# Lansing Park MI anyone?



## lizziebellie2007 (May 25, 2008)

We'll be there as long as it's on a weekend.


----------



## Lego&Jacub (Jul 18, 2006)

Definitely on a weekend... I work M-F... blah!


----------



## lizziebellie2007 (May 25, 2008)

Me too...:doh:

Is there any lakes there or is it just a dog park?

Is there a chance of a Muskegon get together too??  I saw your pictures from last year and the water looks gorgeous.


----------



## Lego&Jacub (Jul 18, 2006)

oh there's a huge pond in the middle of the Lansing Park... the dogs have a blast. Of course, they're cutting the park in half... so we'll have to see what it's like now.
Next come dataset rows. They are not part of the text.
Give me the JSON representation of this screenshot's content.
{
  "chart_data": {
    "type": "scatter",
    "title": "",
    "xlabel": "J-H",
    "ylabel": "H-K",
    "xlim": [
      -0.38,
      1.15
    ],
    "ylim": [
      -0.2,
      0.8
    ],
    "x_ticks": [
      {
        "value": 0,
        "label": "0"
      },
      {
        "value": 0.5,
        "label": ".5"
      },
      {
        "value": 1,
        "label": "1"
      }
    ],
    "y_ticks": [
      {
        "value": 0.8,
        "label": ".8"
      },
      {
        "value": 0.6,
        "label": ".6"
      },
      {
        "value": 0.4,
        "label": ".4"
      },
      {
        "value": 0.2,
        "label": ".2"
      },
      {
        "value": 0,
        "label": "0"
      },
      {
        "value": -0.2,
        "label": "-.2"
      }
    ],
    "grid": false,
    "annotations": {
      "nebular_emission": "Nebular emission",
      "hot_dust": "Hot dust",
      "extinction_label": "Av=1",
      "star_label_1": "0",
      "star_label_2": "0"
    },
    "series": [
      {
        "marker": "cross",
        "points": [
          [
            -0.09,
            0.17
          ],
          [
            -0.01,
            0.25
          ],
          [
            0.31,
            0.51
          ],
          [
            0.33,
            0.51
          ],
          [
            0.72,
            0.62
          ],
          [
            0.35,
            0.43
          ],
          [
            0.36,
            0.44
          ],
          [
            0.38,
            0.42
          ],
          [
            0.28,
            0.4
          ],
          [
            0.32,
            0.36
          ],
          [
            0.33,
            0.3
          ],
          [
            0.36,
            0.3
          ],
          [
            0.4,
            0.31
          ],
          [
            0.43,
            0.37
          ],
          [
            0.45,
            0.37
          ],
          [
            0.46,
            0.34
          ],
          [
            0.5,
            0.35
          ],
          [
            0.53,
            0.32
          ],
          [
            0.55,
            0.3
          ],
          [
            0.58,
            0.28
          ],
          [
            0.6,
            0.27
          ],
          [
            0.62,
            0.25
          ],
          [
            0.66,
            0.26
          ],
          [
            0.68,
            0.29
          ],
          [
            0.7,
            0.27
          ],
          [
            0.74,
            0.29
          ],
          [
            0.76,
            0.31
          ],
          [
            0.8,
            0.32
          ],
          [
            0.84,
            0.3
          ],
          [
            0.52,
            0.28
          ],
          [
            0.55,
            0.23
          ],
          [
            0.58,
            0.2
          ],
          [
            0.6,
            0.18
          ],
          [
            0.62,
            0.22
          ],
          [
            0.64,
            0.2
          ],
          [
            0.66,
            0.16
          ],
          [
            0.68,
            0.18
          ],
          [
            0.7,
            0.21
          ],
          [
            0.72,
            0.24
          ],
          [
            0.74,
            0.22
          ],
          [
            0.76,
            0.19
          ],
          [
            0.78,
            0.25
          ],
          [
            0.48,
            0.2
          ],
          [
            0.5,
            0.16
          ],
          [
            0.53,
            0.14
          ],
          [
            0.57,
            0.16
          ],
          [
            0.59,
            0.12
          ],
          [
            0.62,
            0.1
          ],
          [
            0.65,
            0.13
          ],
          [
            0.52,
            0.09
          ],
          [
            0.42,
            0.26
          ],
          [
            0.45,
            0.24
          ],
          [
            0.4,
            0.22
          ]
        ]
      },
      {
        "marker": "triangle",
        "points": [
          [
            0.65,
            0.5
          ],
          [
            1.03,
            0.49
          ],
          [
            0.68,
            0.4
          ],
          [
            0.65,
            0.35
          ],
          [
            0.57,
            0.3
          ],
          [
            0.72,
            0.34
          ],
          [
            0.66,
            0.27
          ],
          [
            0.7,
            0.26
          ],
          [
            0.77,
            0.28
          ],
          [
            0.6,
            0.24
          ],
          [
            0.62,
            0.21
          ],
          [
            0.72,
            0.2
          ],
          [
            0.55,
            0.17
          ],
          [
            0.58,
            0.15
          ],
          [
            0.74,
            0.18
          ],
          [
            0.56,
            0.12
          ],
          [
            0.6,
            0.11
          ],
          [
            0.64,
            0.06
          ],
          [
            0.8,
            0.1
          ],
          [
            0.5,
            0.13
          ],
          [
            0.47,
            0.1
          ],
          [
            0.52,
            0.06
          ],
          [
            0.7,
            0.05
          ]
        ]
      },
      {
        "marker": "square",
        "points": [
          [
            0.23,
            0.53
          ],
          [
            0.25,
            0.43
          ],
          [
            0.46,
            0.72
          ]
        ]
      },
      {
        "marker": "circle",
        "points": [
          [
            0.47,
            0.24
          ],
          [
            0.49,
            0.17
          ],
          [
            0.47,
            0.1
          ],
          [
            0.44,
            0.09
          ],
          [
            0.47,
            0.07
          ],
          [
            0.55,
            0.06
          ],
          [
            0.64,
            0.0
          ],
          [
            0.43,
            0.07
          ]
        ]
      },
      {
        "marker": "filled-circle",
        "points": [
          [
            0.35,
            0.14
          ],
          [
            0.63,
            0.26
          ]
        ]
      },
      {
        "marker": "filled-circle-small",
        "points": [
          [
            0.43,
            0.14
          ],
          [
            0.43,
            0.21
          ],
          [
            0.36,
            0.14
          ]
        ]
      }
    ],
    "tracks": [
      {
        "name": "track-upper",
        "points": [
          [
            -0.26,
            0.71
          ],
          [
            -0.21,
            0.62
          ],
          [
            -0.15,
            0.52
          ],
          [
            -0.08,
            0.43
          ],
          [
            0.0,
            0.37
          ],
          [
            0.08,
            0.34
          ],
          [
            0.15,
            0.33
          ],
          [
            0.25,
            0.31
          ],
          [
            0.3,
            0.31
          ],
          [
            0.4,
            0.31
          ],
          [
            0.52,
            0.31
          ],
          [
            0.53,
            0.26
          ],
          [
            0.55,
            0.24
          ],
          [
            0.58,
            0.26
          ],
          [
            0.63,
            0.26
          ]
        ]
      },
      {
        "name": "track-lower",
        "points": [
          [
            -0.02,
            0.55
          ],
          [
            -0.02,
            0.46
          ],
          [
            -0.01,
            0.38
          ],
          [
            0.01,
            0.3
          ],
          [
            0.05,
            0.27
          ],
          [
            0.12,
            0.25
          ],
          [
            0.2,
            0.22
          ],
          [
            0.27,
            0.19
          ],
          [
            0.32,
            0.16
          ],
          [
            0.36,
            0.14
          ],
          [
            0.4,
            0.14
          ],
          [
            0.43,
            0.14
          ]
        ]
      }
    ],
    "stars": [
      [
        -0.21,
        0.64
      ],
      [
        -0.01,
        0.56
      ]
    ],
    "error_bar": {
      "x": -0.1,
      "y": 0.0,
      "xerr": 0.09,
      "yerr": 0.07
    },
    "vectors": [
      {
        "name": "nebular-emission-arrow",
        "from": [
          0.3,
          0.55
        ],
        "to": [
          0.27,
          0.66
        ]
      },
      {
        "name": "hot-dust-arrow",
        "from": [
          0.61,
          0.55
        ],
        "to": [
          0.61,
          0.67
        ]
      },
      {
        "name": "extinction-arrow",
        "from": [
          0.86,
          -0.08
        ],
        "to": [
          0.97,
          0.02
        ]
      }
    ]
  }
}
I do believe that Monomer is going to do a Muskegon thread at some point for a meetup in July-ish.


----------



## lizziebellie2007 (May 25, 2008)

Hopefully Lizzie and I can do both...


----------



## breec3 (Jan 7, 2008)

I am going on a motorcycle trip with my dad, July 8th through the following weekend so that would not be a good time for me at all, but if everyone can work around that weekend I am all for it. The first weekend is the fourth of July weekend so that probably would not be a good weekend either. So if it would be the last two weekends of July I would be able to go


----------



## lizziebellie2007 (May 25, 2008)

BUMP!!

Is anyone still hoping to meet up in Michigan again soon!?!


----------



## Lego&Jacub (Jul 18, 2006)

We're still interested... but it's a ways for us and we have to cross the border (which is always a hassel)... so we're hoping more ppl would be interested. Guess everyone is too busy =(


----------



## sophiesadiehannah's mom (Feb 11, 2007)

i am willing to meet, sunday's are the best for me.


----------



## marshab1 (Aug 28, 2006)

I'm going to be on vacation for the next 2 weeks so for us it will have to be after that. But then we would love to.


----------